Manila favorevole a colloqui bilaterali con Pechino per risolvere le controversie nei mari

Il presidente Duterte non intende sollevare le questioni territoriali nel mar Cinese meridionale durante il prossimo vertice Asean. Egli intende affrontare la questione “faccia a faccia”, evitando lo scontro aperto. Jakarta rilancia i progetti di sovranità ed è pronta a cambiare il nome delle acque a largo del Borneo. La richiesta verrà presentata a breve all’Onu. 


Manila (AsiaNews/Agenzie) - Manila non intende sollevare l’annosa questione delle dispute territoriali nel mar Cinese meridionale, che vedono opposte la Cina e alcune nazioni dell’area Asia-Pacifico (fra cui Vietnam e Filippine), durante il prossimo vertice Asean. Ad annunciarlo è lo stesso presidente delle Filippine Rodrigo Duterte, in vista del vertice dell’associazione che riunisce 10 nazioni del Sud-est asiatico in programma il mese prossimo in Laos. 

Durante una conferenza stampa Duterte ha spiegato che preferisce affrontare la questione in modo pacato e in un confronto faccia a faccia con la controparte cinese. Una modalità da sempre sostenuta dalla Cina, che predilige affrontare le controversie territoriali nei mari in colloqui bilaterali, piuttosto che in summit di gruppo. 

“Solleverò la questione - ha affermato il presidente filippino - solo quando saremo faccia a faccia. Perché se ci si scontra ora, rivendicando la sovranità e sollevando un polverone, si rischia che alla fine [i cinesi] non vogliano nemmeno parlare”. 

Per Manila si tratta di un cambio di rotta radicale, dopo l’arbitrato promosso dalla precedente amministrazione Aquino. Una vertenza finita in tribunale in seguito a un procedimento intentato dalle Filippine e che ha giudicato “prive di alcun diritto” le rivendicazioni di Pechino nell’area.

Duterte ha infine aggiunto che il suo inviato speciale in Cina, l’ex presidente Fidel Ramos, sta preparando la strada per possibili colloqui con Pechino. “Creiamo un contesto - ha concluso - in cui ci si possa sedere e parlare in modo diretto”. 

Se le Filippine sembrano prediligere la via della riconciliazione, l’Indonesia sembra voler rilanciare i progetti di sovranità sul alcune aree contese cambiando il nome delle acque all’interno delle 200 miglia nautiche che delineano il confine territoriale. L’idea è di modificare il nome da mar Cinese meridionale a mar di Natuna, nella porzione di mare che circonda le omonime isole a nord-ovest dell’isola del Borneo.  
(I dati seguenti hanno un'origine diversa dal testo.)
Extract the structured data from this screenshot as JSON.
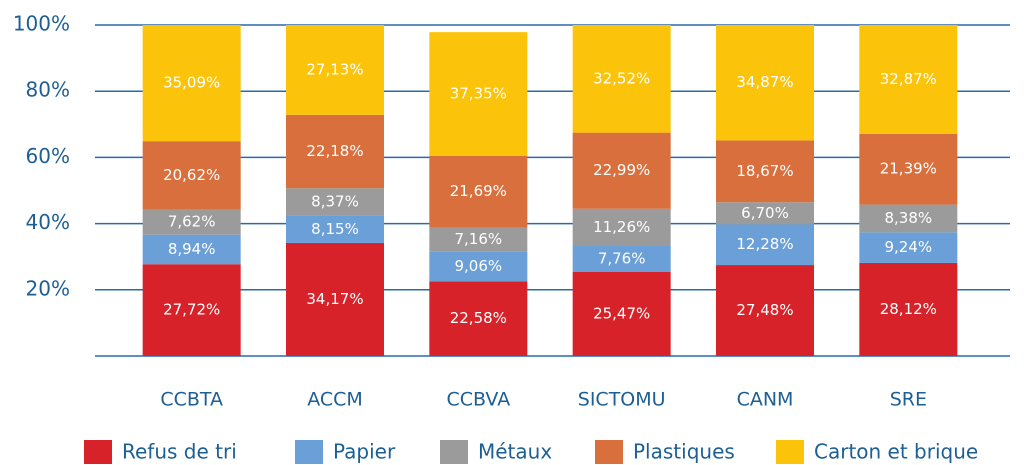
{
  "chart_data": {
    "type": "stacked_bar",
    "categories": [
      "CCBTA",
      "ACCM",
      "CCBVA",
      "SICTOMU",
      "CANM",
      "SRE"
    ],
    "series": [
      {
        "name": "Refus de tri",
        "color": "#d7222a",
        "values": [
          27.72,
          34.17,
          22.58,
          25.47,
          27.48,
          28.12
        ],
        "value_labels": [
          "27,72%",
          "34,17%",
          "22,58%",
          "25,47%",
          "27,48%",
          "28,12%"
        ]
      },
      {
        "name": "Papier",
        "color": "#6a9fd8",
        "values": [
          8.94,
          8.15,
          9.06,
          7.76,
          12.28,
          9.24
        ],
        "value_labels": [
          "8,94%",
          "8,15%",
          "9,06%",
          "7,76%",
          "12,28%",
          "9,24%"
        ]
      },
      {
        "name": "Métaux",
        "color": "#9b9b9b",
        "values": [
          7.62,
          8.37,
          7.16,
          11.26,
          6.7,
          8.38
        ],
        "value_labels": [
          "7,62%",
          "8,37%",
          "7,16%",
          "11,26%",
          "6,70%",
          "8,38%"
        ]
      },
      {
        "name": "Plastiques",
        "color": "#d96f3c",
        "values": [
          20.62,
          22.18,
          21.69,
          22.99,
          18.67,
          21.39
        ],
        "value_labels": [
          "20,62%",
          "22,18%",
          "21,69%",
          "22,99%",
          "18,67%",
          "21,39%"
        ]
      },
      {
        "name": "Carton et brique",
        "color": "#fcc30b",
        "values": [
          35.09,
          27.13,
          37.35,
          32.52,
          34.87,
          32.87
        ],
        "value_labels": [
          "35,09%",
          "27,13%",
          "37,35%",
          "32,52%",
          "34,87%",
          "32,87%"
        ]
      }
    ],
    "ylim": [
      0,
      100
    ],
    "yticks": [
      {
        "value": 20,
        "label": "20%"
      },
      {
        "value": 40,
        "label": "40%"
      },
      {
        "value": 60,
        "label": "60%"
      },
      {
        "value": 80,
        "label": "80%"
      },
      {
        "value": 100,
        "label": "100%"
      }
    ],
    "grid": true,
    "legend": "bottom"
  }
}
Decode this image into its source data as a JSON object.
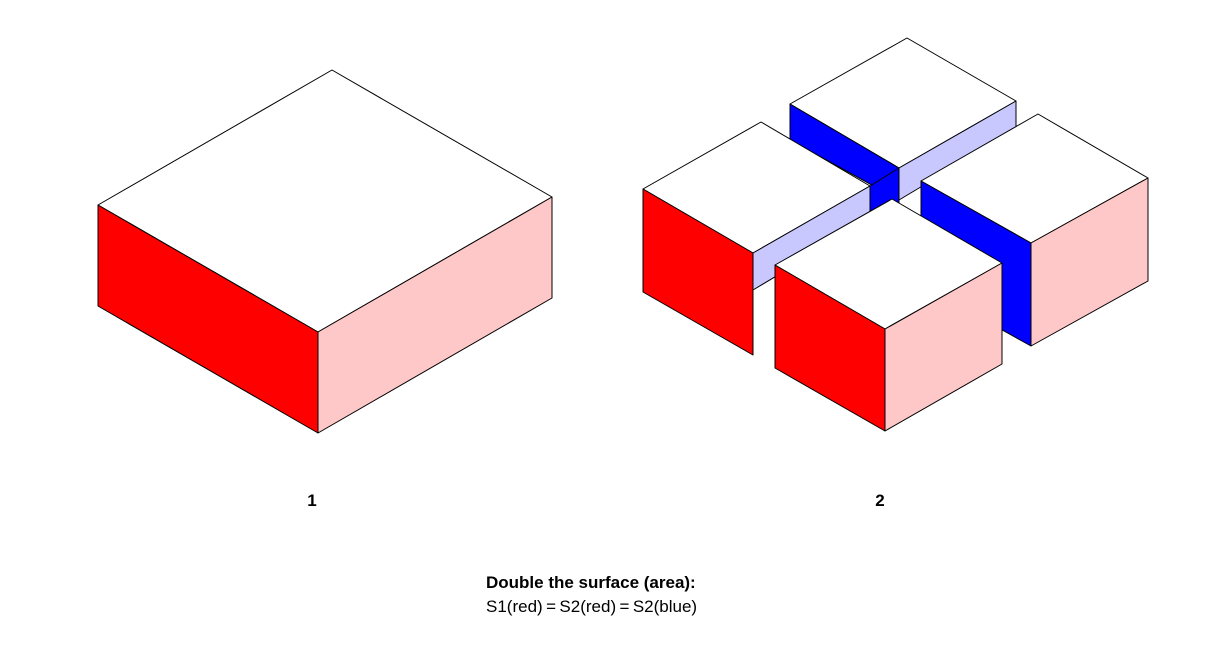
{
  "figures": [
    {
      "label": "1"
    },
    {
      "label": "2"
    }
  ],
  "caption": {
    "title": "Double the surface (area):",
    "equation": "S1(red) = S2(red) = S2(blue)"
  },
  "colors": {
    "top": "#ffffff",
    "red_front": "#ff0000",
    "red_side": "#ffc8c8",
    "blue_inner": "#0000ff",
    "blue_light": "#c8c8ff",
    "outline": "#000000"
  }
}
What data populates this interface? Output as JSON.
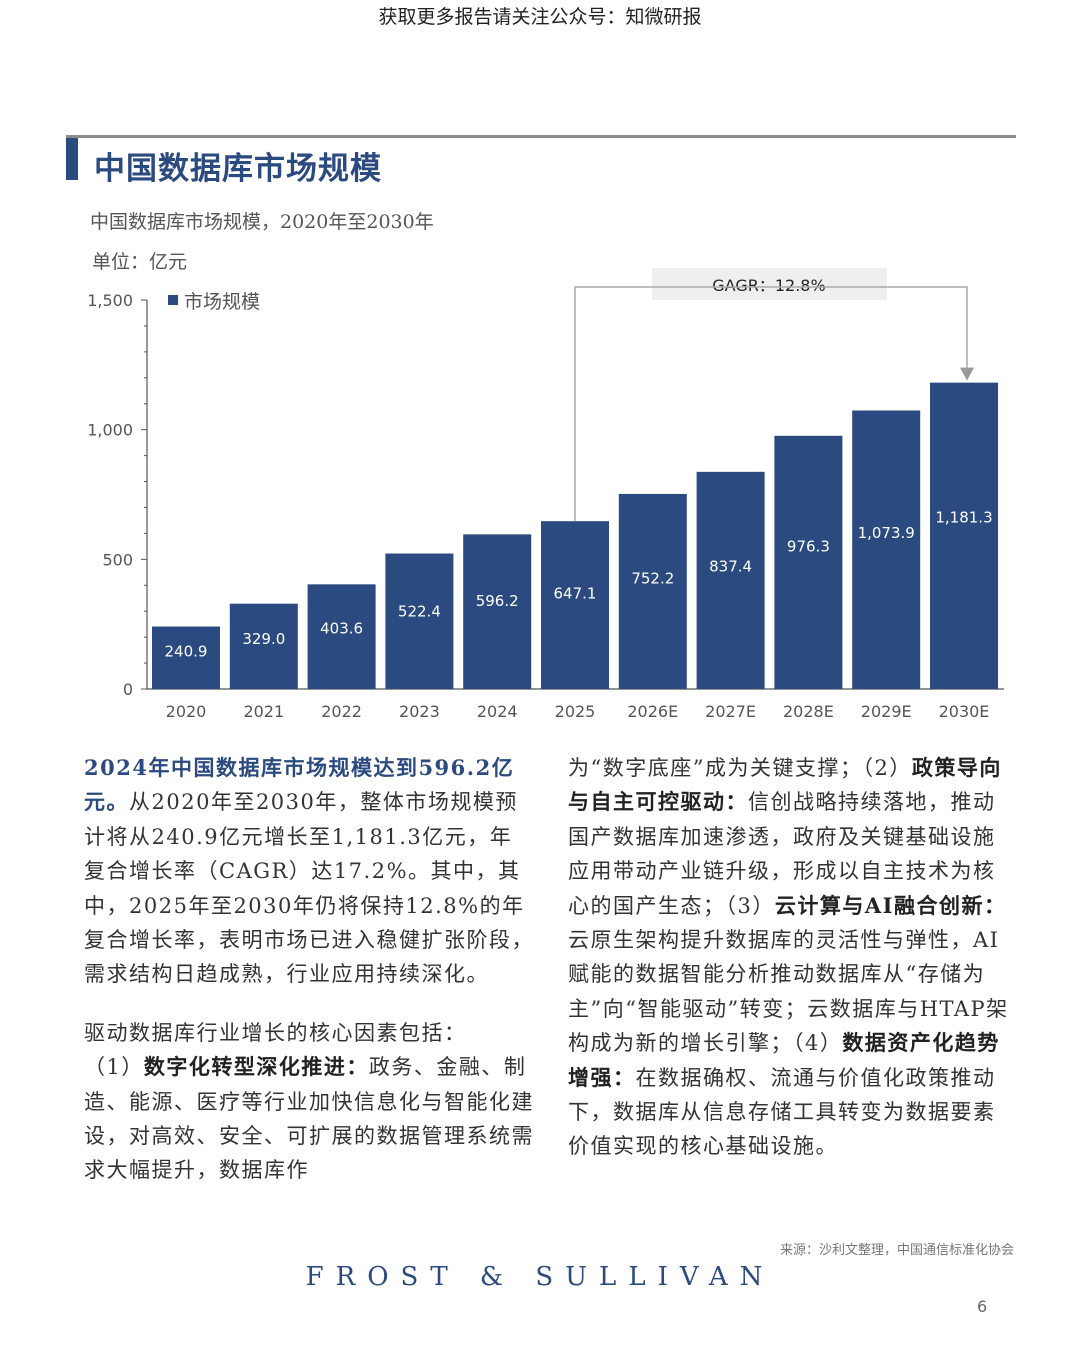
{
  "banner": "获取更多报告请关注公众号：知微研报",
  "page_title": "中国数据库市场规模",
  "subtitle": "中国数据库市场规模，2020年至2030年",
  "unit": "单位：亿元",
  "legend": "市场规模",
  "gagr_label": "GAGR：12.8%",
  "colors": {
    "bar": "#2b4a7f",
    "accent": "#2b4a7f",
    "axis": "#555555"
  },
  "chart_data": {
    "type": "bar",
    "title": "中国数据库市场规模，2020年至2030年",
    "ylabel": "单位：亿元",
    "categories": [
      "2020",
      "2021",
      "2022",
      "2023",
      "2024",
      "2025",
      "2026E",
      "2027E",
      "2028E",
      "2029E",
      "2030E"
    ],
    "series": [
      {
        "name": "市场规模",
        "values": [
          240.9,
          329.0,
          403.6,
          522.4,
          596.2,
          647.1,
          752.2,
          837.4,
          976.3,
          1073.9,
          1181.3
        ]
      }
    ],
    "data_labels": [
      "240.9",
      "329.0",
      "403.6",
      "522.4",
      "596.2",
      "647.1",
      "752.2",
      "837.4",
      "976.3",
      "1,073.9",
      "1,181.3"
    ],
    "ylim": [
      0,
      1500
    ],
    "yticks": [
      0,
      500,
      1000,
      1500
    ],
    "ytick_labels": [
      "0",
      "500",
      "1,000",
      "1,500"
    ],
    "grid": false,
    "legend_position": "top-left",
    "annotation": {
      "text": "GAGR：12.8%",
      "from": "2025",
      "to": "2030E"
    }
  },
  "left_col": {
    "para1_hl": "2024年中国数据库市场规模达到596.2亿元。",
    "para1_rest": "从2020年至2030年，整体市场规模预计将从240.9亿元增长至1,181.3亿元，年复合增长率（CAGR）达17.2%。其中，其中，2025年至2030年仍将保持12.8%的年复合增长率，表明市场已进入稳健扩张阶段，需求结构日趋成熟，行业应用持续深化。",
    "para2_intro": "驱动数据库行业增长的核心因素包括：",
    "p1_num": "（1）",
    "p1_title": "数字化转型深化推进：",
    "p1_text": "政务、金融、制造、能源、医疗等行业加快信息化与智能化建设，对高效、安全、可扩展的数据管理系统需求大幅提升，数据库作"
  },
  "right_col": {
    "p1_cont": "为“数字底座”成为关键支撑；",
    "p2_num": "（2）",
    "p2_title": "政策导向与自主可控驱动：",
    "p2_text": "信创战略持续落地，推动国产数据库加速渗透，政府及关键基础设施应用带动产业链升级，形成以自主技术为核心的国产生态；",
    "p3_num": "（3）",
    "p3_title": "云计算与AI融合创新：",
    "p3_text": "云原生架构提升数据库的灵活性与弹性，AI赋能的数据智能分析推动数据库从“存储为主”向“智能驱动”转变；云数据库与HTAP架构成为新的增长引擎；",
    "p4_num": "（4）",
    "p4_title": "数据资产化趋势增强：",
    "p4_text": "在数据确权、流通与价值化政策推动下，数据库从信息存储工具转变为数据要素价值实现的核心基础设施。"
  },
  "source": "来源：沙利文整理，中国通信标准化协会",
  "logo_text": "FROST & SULLIVAN",
  "page_number": "6"
}
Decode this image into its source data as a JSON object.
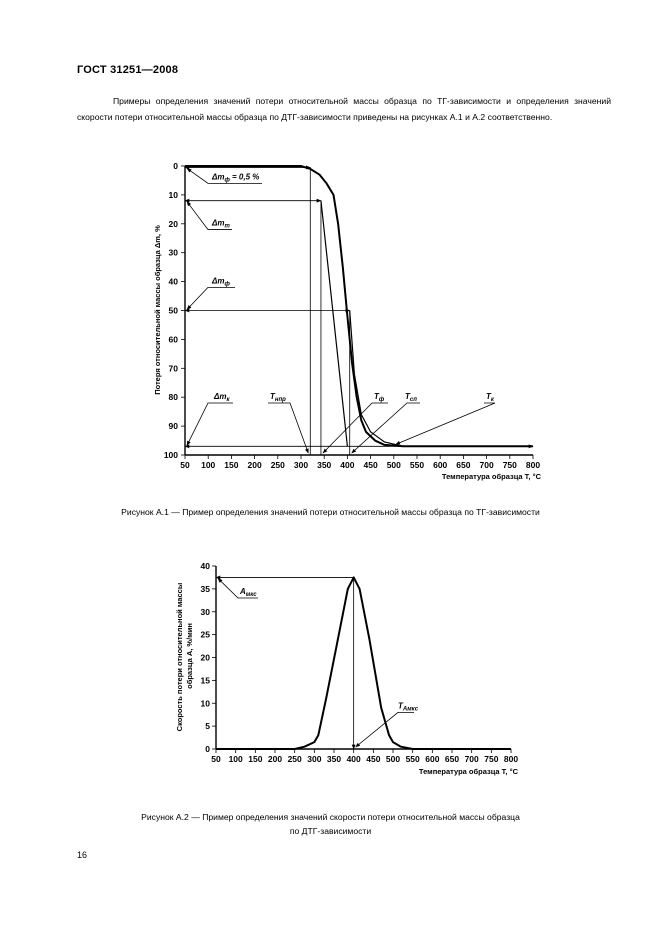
{
  "header": {
    "title": "ГОСТ 31251—2008"
  },
  "intro": {
    "text": "Примеры определения значений потери относительной массы образца по ТГ-зависимости и определения значений скорости потери относительной массы образца по ДТГ-зависимости приведены на рисунках А.1 и А.2 соответственно."
  },
  "chart_data": [
    {
      "type": "line",
      "title": "",
      "xlabel": "Температура образца T, °C",
      "ylabel": "Потеря относительной массы образца Δm, %",
      "xlim": [
        50,
        800
      ],
      "ylim": [
        100,
        0
      ],
      "x_ticks": [
        50,
        100,
        150,
        200,
        250,
        300,
        350,
        400,
        450,
        500,
        550,
        600,
        650,
        700,
        750,
        800
      ],
      "y_ticks": [
        0,
        10,
        20,
        30,
        40,
        50,
        60,
        70,
        80,
        90,
        100
      ],
      "series": [
        {
          "x": [
            50,
            300,
            320,
            340,
            355,
            370,
            380,
            390,
            400,
            410,
            420,
            430,
            440,
            460,
            480,
            520,
            600,
            800
          ],
          "y": [
            0,
            0,
            1,
            3,
            6,
            10,
            20,
            35,
            52,
            68,
            80,
            88,
            92,
            95,
            96.5,
            97,
            97,
            97
          ]
        },
        {
          "x": [
            405,
            415,
            430,
            450,
            480,
            520,
            600,
            800
          ],
          "y": [
            50,
            72,
            86,
            92,
            95.5,
            97,
            97,
            97
          ]
        }
      ],
      "annotations": [
        {
          "label_base": "Δm",
          "label_sub": "ф",
          "label_suffix": " = 0,5 %"
        },
        {
          "label_base": "Δm",
          "label_sub": "т",
          "label_suffix": ""
        },
        {
          "label_base": "Δm",
          "label_sub": "ф",
          "label_suffix": ""
        },
        {
          "label_base": "Δm",
          "label_sub": "к",
          "label_suffix": ""
        },
        {
          "label_base": "T",
          "label_sub": "нпр",
          "label_suffix": ""
        },
        {
          "label_base": "T",
          "label_sub": "ф",
          "label_suffix": ""
        },
        {
          "label_base": "T",
          "label_sub": "сп",
          "label_suffix": ""
        },
        {
          "label_base": "T",
          "label_sub": "к",
          "label_suffix": ""
        }
      ]
    },
    {
      "type": "line",
      "title": "",
      "xlabel": "Температура образца T, °C",
      "ylabel": "Скорость потери относительной массы образца A, %/мин",
      "xlim": [
        50,
        800
      ],
      "ylim": [
        0,
        40
      ],
      "x_ticks": [
        50,
        100,
        150,
        200,
        250,
        300,
        350,
        400,
        450,
        500,
        550,
        600,
        650,
        700,
        750,
        800
      ],
      "y_ticks": [
        0,
        5,
        10,
        15,
        20,
        25,
        30,
        35,
        40
      ],
      "series": [
        {
          "x": [
            50,
            250,
            275,
            300,
            310,
            330,
            360,
            385,
            400,
            415,
            440,
            470,
            490,
            500,
            520,
            550,
            800
          ],
          "y": [
            0,
            0,
            0.5,
            1.5,
            3,
            11,
            24,
            35,
            37.5,
            35,
            24,
            9,
            3,
            1.5,
            0.5,
            0,
            0
          ]
        }
      ],
      "annotations": [
        {
          "label_base": "A",
          "label_sub": "мкс",
          "label_suffix": ""
        },
        {
          "label_base": "T",
          "label_sub": "Aмкс",
          "label_suffix": ""
        }
      ]
    }
  ],
  "captions": {
    "fig1": "Рисунок А.1 — Пример определения значений потери относительной массы образца по ТГ-зависимости",
    "fig2_line1": "Рисунок А.2 — Пример определения значений скорости потери относительной массы образца",
    "fig2_line2": "по ДТГ-зависимости"
  },
  "page_number": "16"
}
Ahmad Santosa, a capo della Task Force 115 che combatte la pesca illegale nelle acque indonesiane, conferma che la questione verrà presentata alle Nazioni Unite e aggiunge che “se non ci saranno obiezioni… il nome verrà cambiato in mar di Natuna”. Per il sindaco delle isole di Natuna Hamid Rizal il cambio aiuterà la gente a capire che l’area appartiene all’Indonesia e contrastare così la pesca illegale. 

Solo ieri, in concomitanza con la Festa nazionale per l’Indipendenza, le autorità indonesiane hanno affondato 60 pescherecci, 58 dei quali stranieri, per pesca di frodo. Secondo dati forniti dal ministero per la Pesca e gli affari del mare dal dicembre 2014 sono stati intercettate intercettate e affondate 236 imbarcazioni.

Da tempo le dispute nei mari rischiano di deteriorare i rapporti bilaterali e multilaterali fra la Cina e le nazioni dell’area, oltre che mettere in crisi l’unità del blocco Asean (Associazione che riunisce 10 Paesi del Sud-est asiatico). Esso è formato da nazioni che si oppongono alla politica cinese (Vietnam), altre che cercano di rilanciare i rapporti (vedi le Filippine, post arbitrato), oltre che alleati storici di Pechino come Laos e Cambogia.

Il 24 luglio scorso il vertice dei ministri degli Esteri Asean si è concluso senza menzionare la decisone dell’arbitrato e più di un esperto mette in dubbio la nascita nel concreto di un movimento unitario anche a causa della politica “divide et impera” della Cina nella regione.